Dernièrement, le Maroc s’est lancé dans une opération de séduction de ses sélectionnables exilés. Notamment au Pays-Bas et en Belgique. Ces destinations ne sont pas étonnantes : le sélectionneur des Lions de l’Atlas, Eric Gerets, est Belge tandis que le directeur technique national, Pim Verbeek, est Néerlandais. Du coup, des joueurs comme Nordin Amrabat (PSV Eindhoven), Ismaïl Aissati (Vitesse Arnhem), Mehdi Carcela (Standard) ou Brahim Zaari (Den Bosch)... tout comme Karim Aït-Fana (Montpellier ou Youssef El Arabi (Caen) ont été courtisés par un pays qu’ils ne connaissent bien souvent que de nom.

Racines

Il serait cependant trop hâtif de taxer d’opportunisme ces néo-Africains : certains avouent un vraie proximité avec leur "nouvelle" nation. Le Marocain Youssef El Arabi s’enthousiasmait ainsi lors de sa première convocation : "Je suis ravi et fier de porter le maillot du bled. Représenter mon pays, c’est un grand honneur", expliquait-il à Afrik.com.
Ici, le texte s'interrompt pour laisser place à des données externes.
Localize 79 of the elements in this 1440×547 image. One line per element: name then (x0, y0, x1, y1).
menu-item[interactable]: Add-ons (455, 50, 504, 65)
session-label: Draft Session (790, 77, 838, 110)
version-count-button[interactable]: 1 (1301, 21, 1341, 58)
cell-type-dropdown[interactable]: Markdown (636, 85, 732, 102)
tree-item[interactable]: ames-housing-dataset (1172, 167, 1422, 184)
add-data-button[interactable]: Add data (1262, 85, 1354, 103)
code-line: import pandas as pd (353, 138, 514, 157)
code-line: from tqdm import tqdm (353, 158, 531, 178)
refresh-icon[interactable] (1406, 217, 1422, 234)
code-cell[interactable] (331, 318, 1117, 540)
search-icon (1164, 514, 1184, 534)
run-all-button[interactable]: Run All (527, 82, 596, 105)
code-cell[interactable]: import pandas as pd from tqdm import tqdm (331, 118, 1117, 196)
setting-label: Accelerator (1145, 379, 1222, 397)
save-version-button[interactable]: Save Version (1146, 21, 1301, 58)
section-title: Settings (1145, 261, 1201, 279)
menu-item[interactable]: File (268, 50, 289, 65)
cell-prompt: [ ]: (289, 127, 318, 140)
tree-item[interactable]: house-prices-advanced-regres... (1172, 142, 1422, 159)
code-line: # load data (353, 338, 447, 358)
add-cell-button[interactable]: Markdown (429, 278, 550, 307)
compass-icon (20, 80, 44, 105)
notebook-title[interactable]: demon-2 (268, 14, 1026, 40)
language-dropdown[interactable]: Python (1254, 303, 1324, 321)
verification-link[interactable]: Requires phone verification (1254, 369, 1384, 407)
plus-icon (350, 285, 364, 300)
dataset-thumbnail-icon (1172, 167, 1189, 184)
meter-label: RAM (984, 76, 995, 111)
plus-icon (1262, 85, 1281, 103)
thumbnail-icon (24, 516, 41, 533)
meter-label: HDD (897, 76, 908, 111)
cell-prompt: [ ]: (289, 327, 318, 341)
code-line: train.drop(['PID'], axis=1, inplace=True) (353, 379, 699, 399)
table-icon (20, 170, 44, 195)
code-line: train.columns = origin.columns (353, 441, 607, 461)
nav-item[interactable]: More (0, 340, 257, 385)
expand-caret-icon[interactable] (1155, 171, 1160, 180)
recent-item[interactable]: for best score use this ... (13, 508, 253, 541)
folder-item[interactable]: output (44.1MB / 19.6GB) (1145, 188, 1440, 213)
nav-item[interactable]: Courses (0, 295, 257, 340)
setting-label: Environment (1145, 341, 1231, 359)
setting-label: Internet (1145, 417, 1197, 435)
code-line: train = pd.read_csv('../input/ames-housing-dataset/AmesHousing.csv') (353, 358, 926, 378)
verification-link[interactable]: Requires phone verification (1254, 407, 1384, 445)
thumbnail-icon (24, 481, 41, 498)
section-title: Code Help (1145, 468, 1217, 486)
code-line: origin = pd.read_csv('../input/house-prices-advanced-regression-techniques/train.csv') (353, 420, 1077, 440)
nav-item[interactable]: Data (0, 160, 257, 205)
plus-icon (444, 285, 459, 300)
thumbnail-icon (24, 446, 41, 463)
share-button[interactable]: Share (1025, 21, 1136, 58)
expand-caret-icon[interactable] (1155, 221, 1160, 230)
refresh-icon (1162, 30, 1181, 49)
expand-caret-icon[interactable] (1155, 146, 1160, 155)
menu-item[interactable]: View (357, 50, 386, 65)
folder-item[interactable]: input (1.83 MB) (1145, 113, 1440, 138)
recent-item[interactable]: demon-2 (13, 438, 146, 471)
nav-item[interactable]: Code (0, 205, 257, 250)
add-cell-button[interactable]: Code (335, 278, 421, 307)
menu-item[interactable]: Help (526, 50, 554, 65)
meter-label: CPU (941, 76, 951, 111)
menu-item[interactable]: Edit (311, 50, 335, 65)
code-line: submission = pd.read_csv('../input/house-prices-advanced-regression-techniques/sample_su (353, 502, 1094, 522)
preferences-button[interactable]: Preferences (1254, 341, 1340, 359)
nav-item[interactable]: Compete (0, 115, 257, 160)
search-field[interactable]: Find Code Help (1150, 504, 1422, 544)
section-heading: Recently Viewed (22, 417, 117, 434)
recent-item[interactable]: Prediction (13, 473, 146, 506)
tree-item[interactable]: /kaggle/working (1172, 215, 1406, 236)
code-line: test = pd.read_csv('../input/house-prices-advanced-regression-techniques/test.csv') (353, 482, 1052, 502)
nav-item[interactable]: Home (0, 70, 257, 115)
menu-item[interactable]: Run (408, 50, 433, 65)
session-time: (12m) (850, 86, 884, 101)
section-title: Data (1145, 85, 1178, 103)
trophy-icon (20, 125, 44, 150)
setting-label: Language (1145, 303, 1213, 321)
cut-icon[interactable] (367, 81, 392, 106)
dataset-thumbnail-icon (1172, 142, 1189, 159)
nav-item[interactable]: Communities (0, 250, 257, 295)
Même sentiment pour l’Algérien Ryad Boudebouz : "Ma joie est double. Ça fait vraiment plaisir et cela m’honore. Ça fait très longtemps que j’attendais cette première convocation de l’équipe de mon pays d’origine. Maintenant que c’est fait, j’essaye de savourer le plus longtemps possible. [...] J’ai toujours été fier de mes origines. Le fait qu’on m’ait appelé pour défendre les couleurs de mon pays a provoqué en moi une sensation unique. C’est extraordinaire ce que je suis en train de vivre."

Au final, difficile de discerner les choix individuels de chacun. Marouane Chamakh, qui a opté pour le Maroc, aurait sans doute eu sa place en équipe de France. Frédéric Kanouté a, lui, préféré rejoindre les Aigles maliens plutôt que d’attendre avec les Espoirs puis les A’. Véritable proximité de ses racines ou simple désir de reconnaissance continentale ? Peu importe, l’essentiel, c’est que joueurs et supporters soient satisfaits.